Werner Gonsior als Kind in den 1960er-Jahren. © NDR/Werner Gonsior

"Wir trauten unseren Augen nicht"

Stand: 05.02.2012 08:00 Uhr

Werner Gonsior erlebt die Sturmflut 1962 mitten in Wilhelmsburg. Er ist damals zehn Jahre alt und schildert seine Erlebnisse aus der Sicht eines Jungen - nicht erschreckend und dramatisch, sondern eher abenteuerlich und voller Emotionen.

Ein Zeitzeugenbericht von Werner Gonsior

Ich wohnte mit meiner Familie geografisch gesehen wohl fast genau in der Mitte von Wilhelmsburg: Ziegelerstieg 2, Parallelstraße zur Georg-Wilhelm-Straße, zwischen der Ziegelerstraße und dem Kurdamm. Es war der 16. Februar, als ein Klassenkamerad und ich aus der katholischen Volksschule Bonifatiusstraße, die wir besuchten, den Heimweg antraten.

Spielend durch den Wind

Werner Gonsior als Kind in den 1960er-Jahren. © NDR/Werner Gonsior
Am Nachmittag vor der Sturmflut spielte Werner Gonsior, damals zehn Jahre alt, mit einem Freund auf dem Weg von der Schule nach Hause noch im Sturm.

Der Wind aus Nordwest blies so stark, wie wir ihn noch nie vorher erlebt hatten. In Höhe des ehemaligen Friedhofs, wo damals die Industriebahn von der Straße Schmidts Breite kommend in Richtung Rangierbahnhof entlang führte, spielten wir in diesem orkanartigen Sturm "Sprung aus den Wolken" - gleich der amerikanischen Fernsehserie, deren Hauptdarsteller zwei Fallschirmspringer waren, die uns sehr beeindruckten. Wir hatten das Gefühl, gegen den Sturm nicht umkippen zu können. Er hielt uns aufrecht, obwohl wir das Gefühl hatten, fast mit den Nasen den Boden berühren zu können.

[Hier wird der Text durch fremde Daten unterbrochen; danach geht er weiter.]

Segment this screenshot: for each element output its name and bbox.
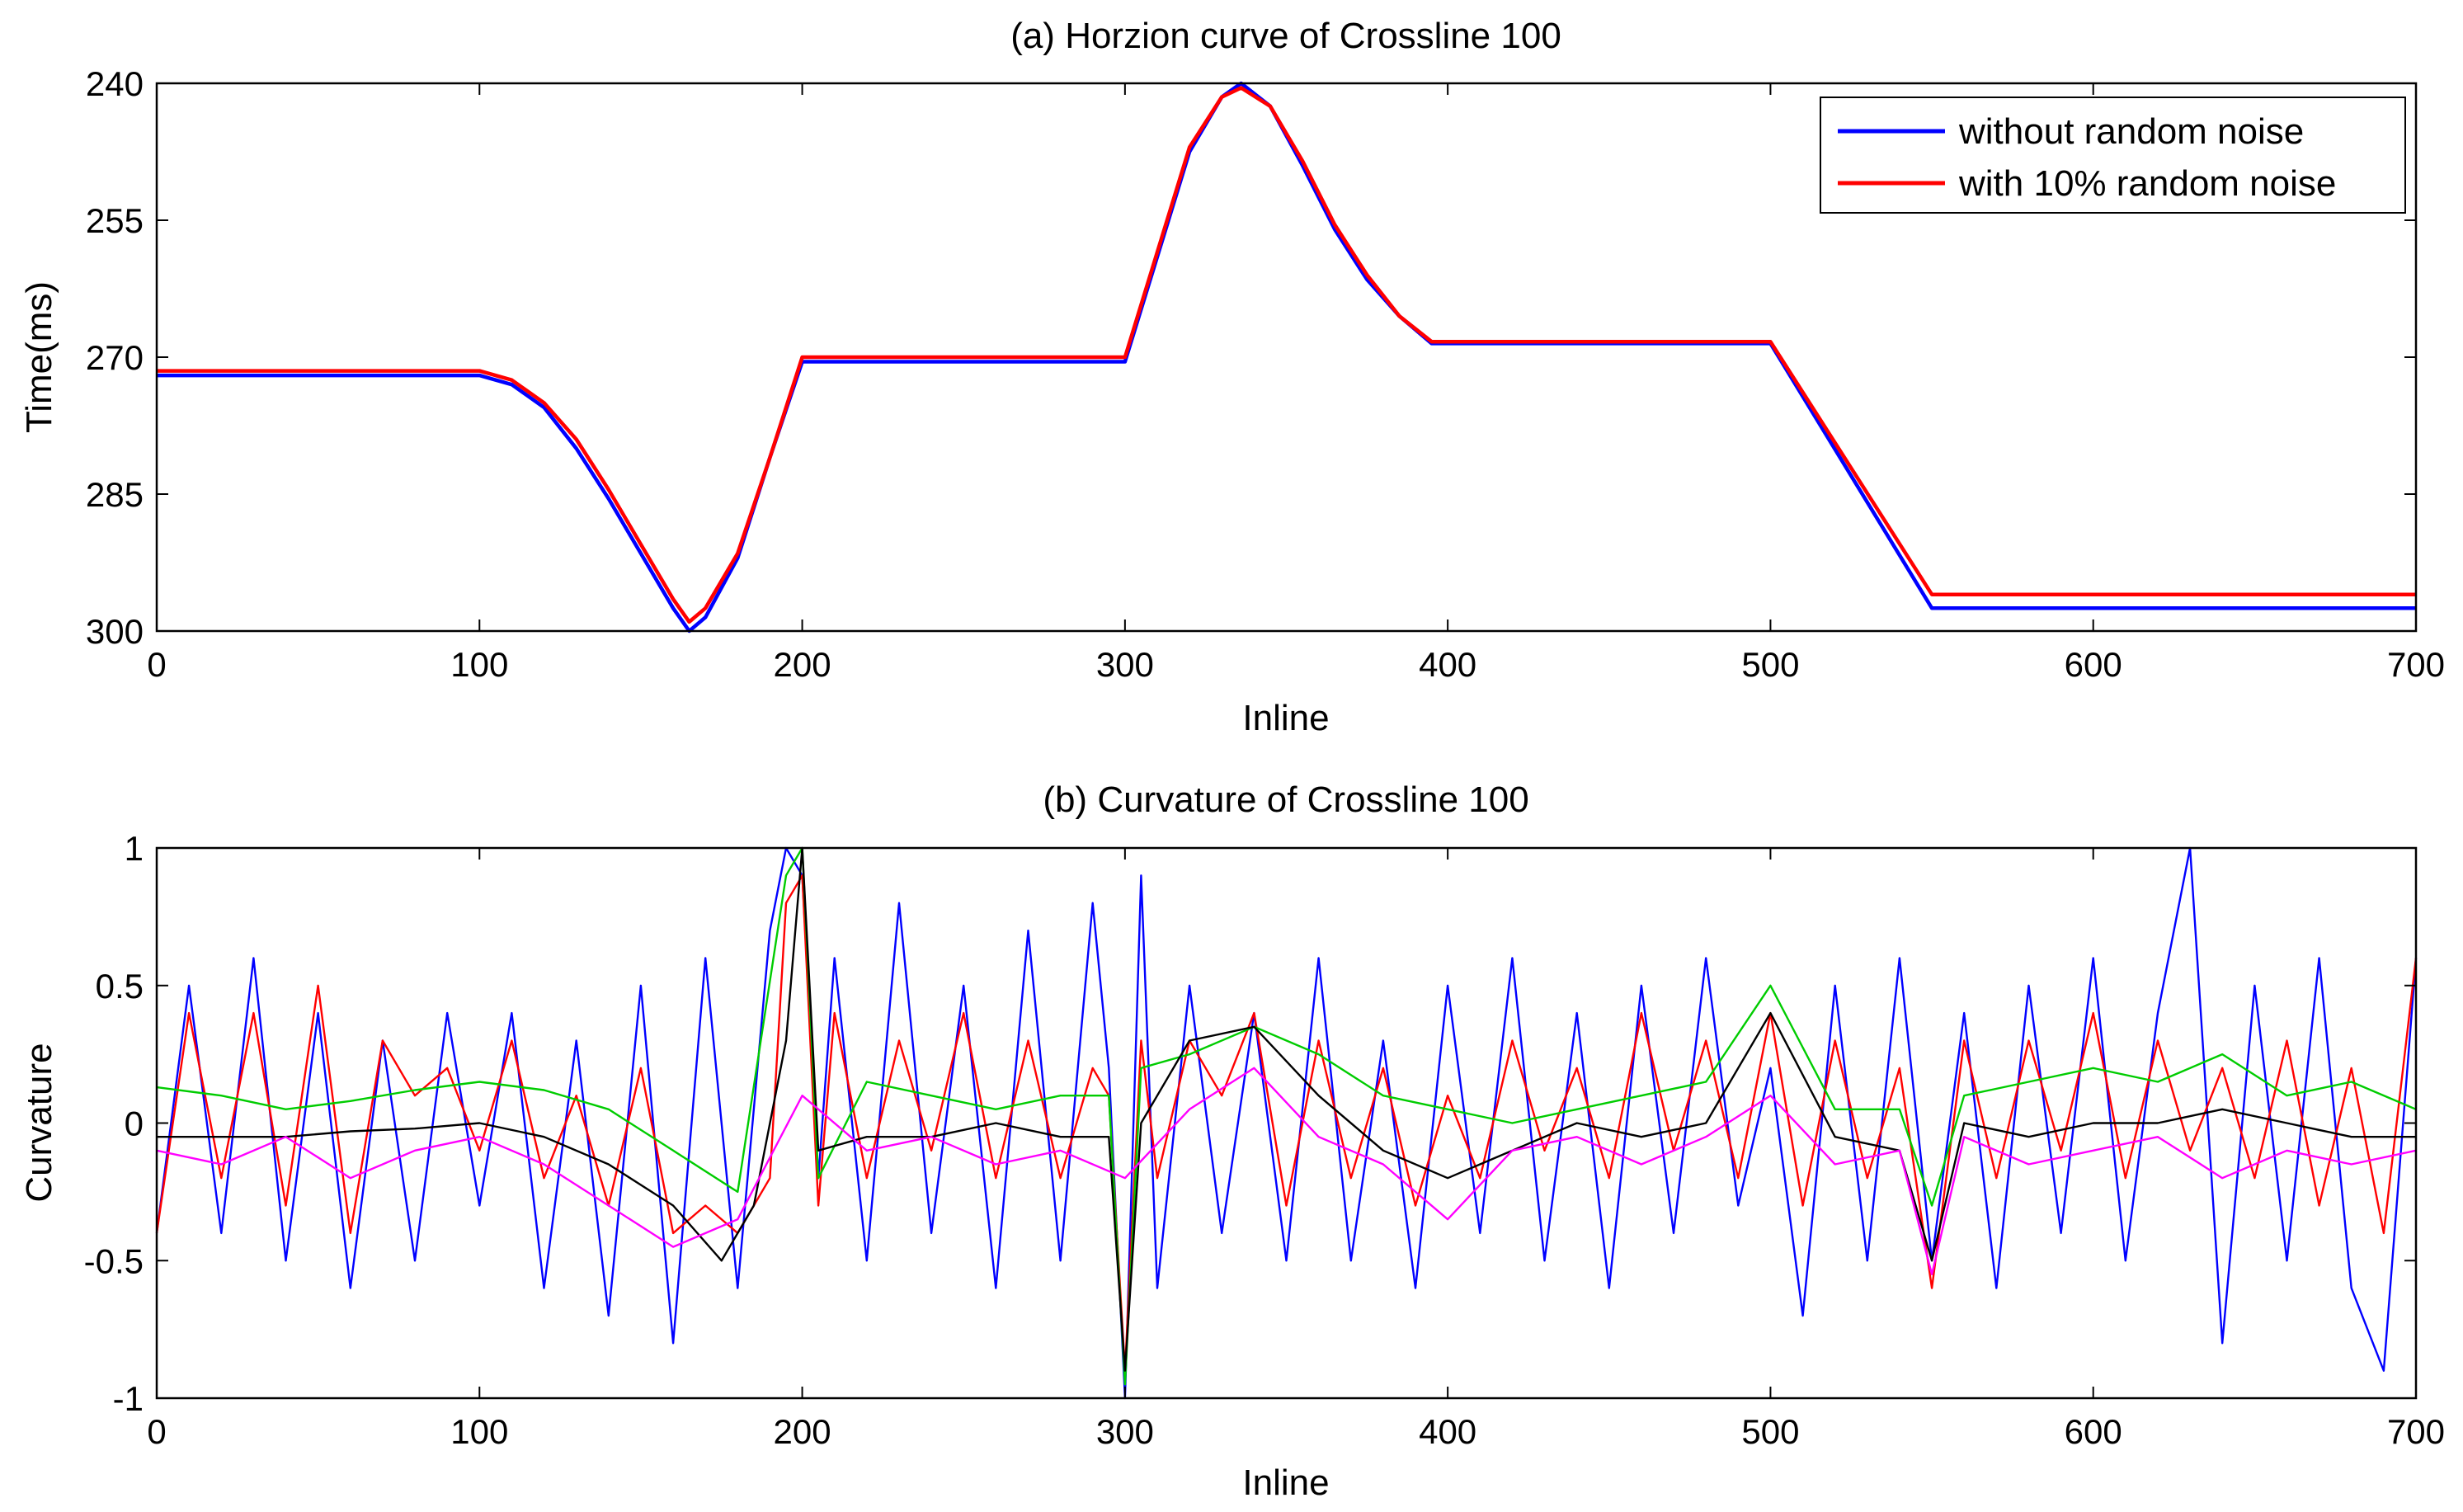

Zu Hause angekommen, verlief das Leben recht normal. Zwar war der enorme Sturm ein Thema, doch aus den Nachrichten, wie meine Mutter später berichtete, ging nicht die Dramatik hervor, die sich in den nächsten Stunden ereignen sollte. Es herrschte die allgemeine Meinung "Die Deiche sind sicher!". So war es nicht verwunderlich, dass die Familie den Abend normal schloss und zu Bett ging. Unser Vater, der Spätschicht hatte und auf der Peute arbeitete, berichtete später von dem enorm hohen Wasserstand, den er beobachtet hatte.

"Das Wasser ist da! Das Wasser kommt!"

Es war am frühen Morgen, noch lange keine Weckens-Zeit, als meine Mutter völlig aufgebracht in das Zimmer kam, in dem mein Bruder und ich schliefen, und rief: "Das Wasser ist da! Das Wasser kommt!" Unsere Wohnung lag in der ersten Etage. Das Zimmer, in dem wir schliefen, war zum Hof gelegen, wo sich auch die Zugänge zum Keller und zur Waschküche befanden. Diese führten zwei Stufen vom Hof hinab und hatten wegen der etwas tieferen Lage einen kleinen Sielabfluss, der bei heftigem Regen und Verstopfung manchmal überfordert war, sodass Regenwasser auch in die Kellergänge gelangte. So vermuteten wir in unserem Halbschlaf auch dieses Mal solch eine kleine Überschwemmung in unseren Kellerräumen und verstanden die uns entgegengebrachte Panik ganz und gar nicht. Mit der Einstellung "Wischt doch selber das bisschen Wasser aus dem Keller" wollten wir uns im Bett wieder umdrehen und weiterschlafen. Doch Mutter gab keine Ruhe, bis sie uns ans Stubenfenster gebracht hatte.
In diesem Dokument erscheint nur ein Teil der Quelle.